Asteraceae (sunflower family)
Prairie Foraging: A salve for poison oak, poison ivy, and other skin irritations
Friends, this is what ethnobotanical dreams are made of. This is a lovely place to start if you want to get to know the plants around you and what they can be used for. I am actually at the beginning of my medicinal and edible plant journey, and what better way to document what I am learning than to write an article and share information with others. I remember the first time I was inspired to learn more about the weeds in my area and how to utilize them. I was on a road trip with one of my dear lady friends, we drove through the midwest and up to Washington before heading south to California. One of our favorite stops was visiting an old friend in Mt. Shasta, California. We made new friends as well, and did a group hike to the snow melt river that comes off the mountain. While we were hiking, one of our new comrades stepped on a piece of glass with his bare feet. He was bleeding at a very fast rate, and one of the guys hiking with us jumped into action without any hesitation. I mean, he literally jumped and hopped through the forest, and returned rather quickly with a plant. He used this plant to stop the bleeding at an alarmingly fast rate. I can’t remember what plant it was, though I have my guesses, what I do remember however, is how impressed I was. I had never seen anyone do something like that. I was impressed but I was also embarrassed that I didn’t know the plants in my area that intimately. I came back home to Kansas on a mission to one day be that knowledgeable. I’ve bought multiple books, read articles, and googled plants as I come across them. But what has really gave me a good foot in the door of this magical world was my brief interactions with Dr. Thomas Eddy. Dr. Eddy is an entomologist, botanist, and former professor in the Department of Biological Sciences at Emporia State University. To have an expert showing you in person the plants you have been reading about in books is so inspiring. I took my books and pressed the plants on the pages that described them, I hope to someday have a giant press book to pass down for generations.

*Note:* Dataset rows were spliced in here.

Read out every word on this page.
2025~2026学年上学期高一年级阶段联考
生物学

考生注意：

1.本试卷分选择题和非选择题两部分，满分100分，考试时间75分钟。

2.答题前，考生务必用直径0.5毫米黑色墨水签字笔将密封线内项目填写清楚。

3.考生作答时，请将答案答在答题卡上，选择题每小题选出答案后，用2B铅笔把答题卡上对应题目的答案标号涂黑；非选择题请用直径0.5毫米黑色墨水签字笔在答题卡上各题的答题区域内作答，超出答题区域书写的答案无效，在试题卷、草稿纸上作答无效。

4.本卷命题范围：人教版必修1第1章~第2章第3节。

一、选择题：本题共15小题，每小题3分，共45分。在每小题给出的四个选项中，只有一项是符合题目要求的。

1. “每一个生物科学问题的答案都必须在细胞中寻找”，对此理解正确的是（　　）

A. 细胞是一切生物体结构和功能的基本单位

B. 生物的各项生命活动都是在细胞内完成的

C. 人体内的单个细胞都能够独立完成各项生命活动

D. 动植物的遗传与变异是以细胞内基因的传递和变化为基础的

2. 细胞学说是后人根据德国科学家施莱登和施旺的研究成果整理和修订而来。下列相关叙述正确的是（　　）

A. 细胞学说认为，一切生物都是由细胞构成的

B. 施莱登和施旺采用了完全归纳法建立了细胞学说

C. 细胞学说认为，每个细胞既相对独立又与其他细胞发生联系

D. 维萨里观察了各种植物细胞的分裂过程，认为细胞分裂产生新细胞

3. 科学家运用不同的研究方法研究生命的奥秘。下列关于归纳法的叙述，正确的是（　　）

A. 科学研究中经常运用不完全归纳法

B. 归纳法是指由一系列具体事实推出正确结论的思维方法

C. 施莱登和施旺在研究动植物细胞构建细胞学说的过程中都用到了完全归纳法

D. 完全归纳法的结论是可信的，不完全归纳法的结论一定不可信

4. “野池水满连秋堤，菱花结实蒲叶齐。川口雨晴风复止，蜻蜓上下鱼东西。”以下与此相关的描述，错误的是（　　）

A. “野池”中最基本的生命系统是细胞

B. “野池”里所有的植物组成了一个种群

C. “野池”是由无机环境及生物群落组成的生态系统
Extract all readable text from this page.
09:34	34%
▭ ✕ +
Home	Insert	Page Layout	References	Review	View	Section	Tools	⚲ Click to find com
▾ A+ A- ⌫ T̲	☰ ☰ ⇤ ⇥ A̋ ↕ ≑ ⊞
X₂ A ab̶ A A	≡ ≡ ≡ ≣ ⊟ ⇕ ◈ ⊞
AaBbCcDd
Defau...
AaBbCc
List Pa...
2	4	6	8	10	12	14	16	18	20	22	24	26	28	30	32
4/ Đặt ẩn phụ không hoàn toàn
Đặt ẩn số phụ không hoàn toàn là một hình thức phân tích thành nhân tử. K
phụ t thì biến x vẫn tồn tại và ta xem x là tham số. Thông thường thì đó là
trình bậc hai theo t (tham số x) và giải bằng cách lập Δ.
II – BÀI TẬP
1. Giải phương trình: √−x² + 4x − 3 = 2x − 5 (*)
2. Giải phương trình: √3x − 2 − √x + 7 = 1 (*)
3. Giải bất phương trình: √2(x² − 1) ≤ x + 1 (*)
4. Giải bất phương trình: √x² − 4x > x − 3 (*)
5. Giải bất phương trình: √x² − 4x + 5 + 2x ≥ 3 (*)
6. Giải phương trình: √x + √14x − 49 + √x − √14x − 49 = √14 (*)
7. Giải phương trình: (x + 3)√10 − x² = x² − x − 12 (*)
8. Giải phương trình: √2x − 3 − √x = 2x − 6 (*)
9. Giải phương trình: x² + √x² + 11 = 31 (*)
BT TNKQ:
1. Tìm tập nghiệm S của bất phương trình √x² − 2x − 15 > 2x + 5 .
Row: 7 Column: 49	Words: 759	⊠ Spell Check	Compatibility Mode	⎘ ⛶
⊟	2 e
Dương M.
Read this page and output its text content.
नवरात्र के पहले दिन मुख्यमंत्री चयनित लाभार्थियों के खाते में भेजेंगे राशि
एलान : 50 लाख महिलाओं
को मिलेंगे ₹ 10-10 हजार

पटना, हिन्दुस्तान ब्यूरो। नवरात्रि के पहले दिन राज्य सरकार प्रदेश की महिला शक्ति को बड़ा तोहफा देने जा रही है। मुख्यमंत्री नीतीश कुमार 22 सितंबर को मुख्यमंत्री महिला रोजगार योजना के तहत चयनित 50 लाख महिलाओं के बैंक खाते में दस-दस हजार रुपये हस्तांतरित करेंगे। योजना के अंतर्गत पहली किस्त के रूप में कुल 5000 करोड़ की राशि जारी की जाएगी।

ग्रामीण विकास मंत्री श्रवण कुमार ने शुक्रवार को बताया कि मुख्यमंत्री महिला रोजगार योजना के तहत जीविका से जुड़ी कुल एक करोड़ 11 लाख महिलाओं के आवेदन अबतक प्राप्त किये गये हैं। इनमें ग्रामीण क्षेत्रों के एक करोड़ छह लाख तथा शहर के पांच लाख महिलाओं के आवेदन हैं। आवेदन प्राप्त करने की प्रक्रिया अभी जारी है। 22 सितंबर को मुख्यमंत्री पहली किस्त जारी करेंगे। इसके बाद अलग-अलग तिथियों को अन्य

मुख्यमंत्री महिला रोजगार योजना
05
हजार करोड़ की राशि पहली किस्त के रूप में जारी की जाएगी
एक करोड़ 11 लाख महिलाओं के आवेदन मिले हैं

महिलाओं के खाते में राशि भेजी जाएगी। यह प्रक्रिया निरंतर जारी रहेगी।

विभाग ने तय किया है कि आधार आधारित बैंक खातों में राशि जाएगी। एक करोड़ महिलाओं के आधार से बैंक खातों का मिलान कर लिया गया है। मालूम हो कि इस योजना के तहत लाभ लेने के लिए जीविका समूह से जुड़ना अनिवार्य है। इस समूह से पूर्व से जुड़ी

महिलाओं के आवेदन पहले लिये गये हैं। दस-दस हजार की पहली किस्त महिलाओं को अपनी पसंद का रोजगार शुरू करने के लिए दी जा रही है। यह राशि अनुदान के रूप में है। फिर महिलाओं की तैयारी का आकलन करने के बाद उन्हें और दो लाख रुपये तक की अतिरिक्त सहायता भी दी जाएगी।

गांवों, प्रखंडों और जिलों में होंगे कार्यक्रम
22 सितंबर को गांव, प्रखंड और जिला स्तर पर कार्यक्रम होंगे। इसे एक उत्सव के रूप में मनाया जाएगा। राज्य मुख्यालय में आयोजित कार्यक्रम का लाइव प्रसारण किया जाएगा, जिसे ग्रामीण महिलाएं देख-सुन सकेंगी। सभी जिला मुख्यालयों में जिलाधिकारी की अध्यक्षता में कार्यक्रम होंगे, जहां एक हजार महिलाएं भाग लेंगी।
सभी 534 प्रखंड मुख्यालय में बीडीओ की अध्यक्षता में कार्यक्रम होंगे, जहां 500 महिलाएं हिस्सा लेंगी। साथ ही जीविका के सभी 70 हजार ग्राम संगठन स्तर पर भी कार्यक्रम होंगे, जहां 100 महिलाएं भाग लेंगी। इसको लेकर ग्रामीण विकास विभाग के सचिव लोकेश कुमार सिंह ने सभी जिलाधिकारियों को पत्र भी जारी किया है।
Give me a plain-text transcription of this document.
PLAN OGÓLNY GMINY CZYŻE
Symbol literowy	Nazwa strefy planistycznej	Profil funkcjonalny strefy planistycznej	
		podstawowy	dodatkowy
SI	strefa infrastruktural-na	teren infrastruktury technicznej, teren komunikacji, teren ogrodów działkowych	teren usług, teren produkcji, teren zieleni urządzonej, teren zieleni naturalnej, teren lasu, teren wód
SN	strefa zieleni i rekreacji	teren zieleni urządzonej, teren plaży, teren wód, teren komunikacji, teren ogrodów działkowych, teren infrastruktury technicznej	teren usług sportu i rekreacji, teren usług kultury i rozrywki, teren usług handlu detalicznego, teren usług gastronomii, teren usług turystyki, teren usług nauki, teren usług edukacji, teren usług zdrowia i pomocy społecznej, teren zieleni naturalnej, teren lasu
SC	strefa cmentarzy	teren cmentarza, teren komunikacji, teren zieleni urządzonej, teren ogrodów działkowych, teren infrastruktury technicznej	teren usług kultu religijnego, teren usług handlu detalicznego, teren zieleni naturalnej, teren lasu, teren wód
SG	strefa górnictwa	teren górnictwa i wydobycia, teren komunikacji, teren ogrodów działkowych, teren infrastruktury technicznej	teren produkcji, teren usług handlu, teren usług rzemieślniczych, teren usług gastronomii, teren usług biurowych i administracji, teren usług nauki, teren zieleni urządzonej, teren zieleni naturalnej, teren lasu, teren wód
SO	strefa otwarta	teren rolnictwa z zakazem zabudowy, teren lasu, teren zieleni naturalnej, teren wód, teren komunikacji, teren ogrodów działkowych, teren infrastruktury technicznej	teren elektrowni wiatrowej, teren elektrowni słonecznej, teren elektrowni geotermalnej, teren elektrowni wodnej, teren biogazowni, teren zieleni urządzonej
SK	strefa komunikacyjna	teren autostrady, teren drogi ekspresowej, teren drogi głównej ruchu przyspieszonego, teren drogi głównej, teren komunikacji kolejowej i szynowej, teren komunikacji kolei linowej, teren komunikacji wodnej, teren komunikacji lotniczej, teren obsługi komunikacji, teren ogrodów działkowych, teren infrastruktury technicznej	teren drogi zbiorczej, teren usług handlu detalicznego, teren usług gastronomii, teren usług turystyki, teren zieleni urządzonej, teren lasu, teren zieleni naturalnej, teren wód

Curly-cup Gumweed is reasonably easy to identify and is usually thriving in the Midwest late summer and early autumn. This is a great time of year for foraging as the summer heat should be calming a bit. The Great Plains tribes had many medicinal uses for this plant. Some tribes boiled these sticky flower heads and used the salve as a treatment for sores and rashes, others made tea for a cough remedy. In modern herb craft it is still widely harvested and used in treating poison oak, poison ivy, and other skin conditions. This version of this remarkably versatile medicine is what we’re going to focus on in this article.
Range: Curly-cup Gumweed can be found in most of North America. You can find it in poor soil and disturbed areas.
Identification: The most obvious of the identifying traits is in the common name. It’s yellow disk flower looks like a cup with curly hairs. Its is highly resinous and sticky to handle.
Harvesting: Harvest the flowers and leaves when plant is in full bloom.
Medicinal Use: Used for relief of skin rash
Parts used: Flowers and Leaves
Preparation: There are several ways to prepare this salve, you will have to decide which you prefer. This time I did approximately:
Coconut Oil- 1 Cup
Curly-cup Gumweed Flower heads- 1 cup
Combine ingredients in slow-cooker and cook on low for 3 1/2 hours. Strain out flowers and put in container of your choice.
(After reviewing the finished product, I decided it would be easier to use if I had included beeswax in this recipe)
You can also try:
Organic Olive Oil- 1 cup
Curly-cup Gumweed Flower heads- 1 cup
Beeswax(melted)- 1/4 cup
Combine flower heads and olive oil in slow-cooker and cook on low for 3 1/2 hours. Strain out flowers and mix oil with melted beeswax.
Another option is to put the flower heads in the oil and let it infuse for 2 weeks or more in a dark cool area, then strain and use as needed. You can also try adding lavender to any of the recipes for an inviting fragrant product.
Throughout all of humankind we have turned to plants for answers. I am thrilled to be diving into the world of ethnobotanicals.
Finding uses for plants is one of the most satisfying experiences. Make sure that you don’t miss an opportunity to attend a plant identification tour with Dr. Thomas Eddy.